In both of the examples above the node is not oversubscribed at mapping time because the hostfile set the oversubscription limit to slots=32 for each node. It is only after we exceed that limit that PRRTE will throw an oversubscription error.

Consider next if we ran the following:

prun --np 66 --hostfile myhostfile --map-by core:HWTCPUS --bind-to hwthread hostname

This will return an error at mapping time indicating an oversubscription scenario. The mapping mechanism will assign all of the available slots (64 across 2 nodes) and be left two processes to map. The only way to map those processes is to exceed the number of available slots putting the job into an oversubscription scenario.

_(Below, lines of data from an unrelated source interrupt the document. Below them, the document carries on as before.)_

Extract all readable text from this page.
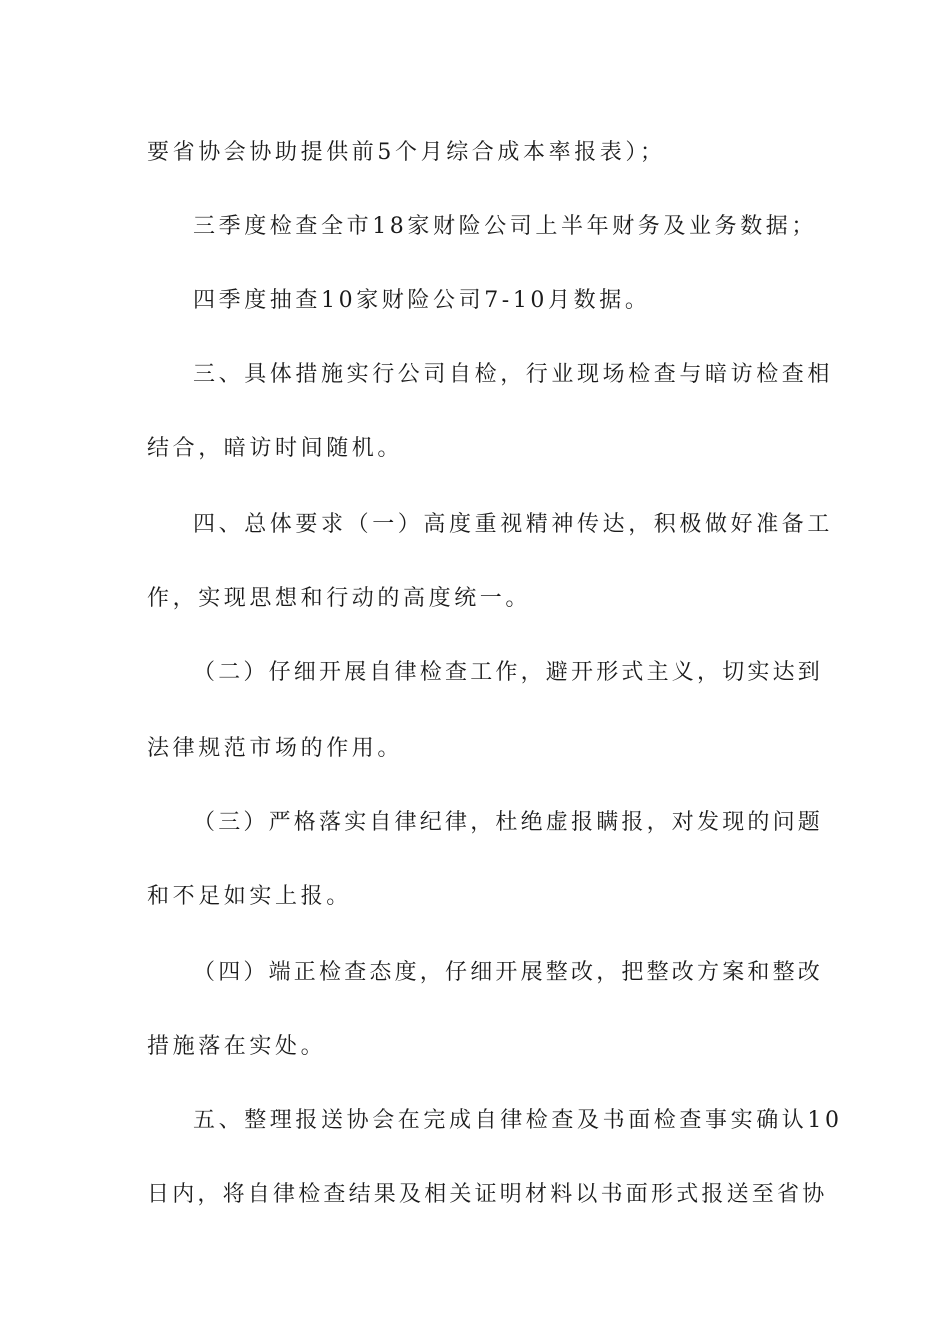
要省协会协助提供前5个月综合成本率报表）；
三季度检查全市18家财险公司上半年财务及业务数据；
四季度抽查10家财险公司7-10月数据。
三、具体措施实行公司自检，行业现场检查与暗访检查相
结合，暗访时间随机。
四、总体要求（一）高度重视精神传达，积极做好准备工
作，实现思想和行动的高度统一。
（二）仔细开展自律检查工作，避开形式主义，切实达到
法律规范市场的作用。
（三）严格落实自律纪律，杜绝虚报瞒报，对发现的问题
和不足如实上报。
（四）端正检查态度，仔细开展整改，把整改方案和整改
措施落在实处。
五、整理报送协会在完成自律检查及书面检查事实确认10
日内，将自律检查结果及相关证明材料以书面形式报送至省协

You can force PRRTE to oversubscribe the nodes by using the :OVERSUBSCRIBE qualifier to the --map-by option as seen in the example below:

prun --np 66 --hostfile myhostfile \
    --map-by core:HWTCPUS:OVERSUBSCRIBE --bind-to hwthread hostname

This will run correctly placing 34 processes on node01 and 32 on node02. Each process is bound to a unique hardware thread.

9.6.1. Overloading vs. Oversubscription: Package Example

Let’s extend these examples by considering the package level. Consider the same node as before, but with the hostfile below:

$ cat myhostfile
node01 slots=22
node02 slots=22

The lowest level CPUs are “cores” and we have 20 total (10 per package).

If we run:

prun --np 20 --hostfile myhostfile --map-by package \
    --bind-to package:REPORT hostname

Then 10 processes are mapped to each package, and bound at the package level. This is not overloading since we have 10 CPUs (cores) available in the package at the hardware level.

However, if we run:

prun --np 21 --hostfile myhostfile --map-by package \
    --bind-to package:REPORT hostname

Then 11 processes are mapped to the first package and 10 to the second package. At binding time we have an overloading scenario because there are only 10 CPUs (cores) available in the package at the hardware level. So the first package is overloaded.

9.6.2. Overloading vs. Oversubscription: Hardware Threads Example

Similarly, if we consider hardware threads.

Consider the same node as before, but with the hostfile below:

$ cat myhostfile
node01 slots=165
node02 slots=165

The lowest level CPUs are “hwthreads” (because we are going to use the :HWTCPUS qualifier) and we have 160 total (80 per package).

If we re-run (from the package example) and add the :HWTCPUS qualifier:

prun --np 21 --hostfile myhostfile --map-by package:HWTCPUS \
    --bind-to package:REPORT hostname

Without the :HWTCPUS qualifier this would be overloading (as we saw previously). The mapper places 11 processes on the first package and 10 to the second package. The processes are still bound to the package level. However, with the :HWTCPUS qualifier, it is not overloading since we have 80 CPUs (hwthreads) available in the package at the hardware level.

Alternatively, if we run:

prun --np 161 --hostfile myhostfile --map-by package:HWTCPUS \
    --bind-to package:REPORT hostname

Then 81 processes are mapped to the first package and 80 to the second package. At binding time we have an overloading scenario because there are only 80 CPUs (hwthreads) available in the package at the hardware level. So the first package is overloaded.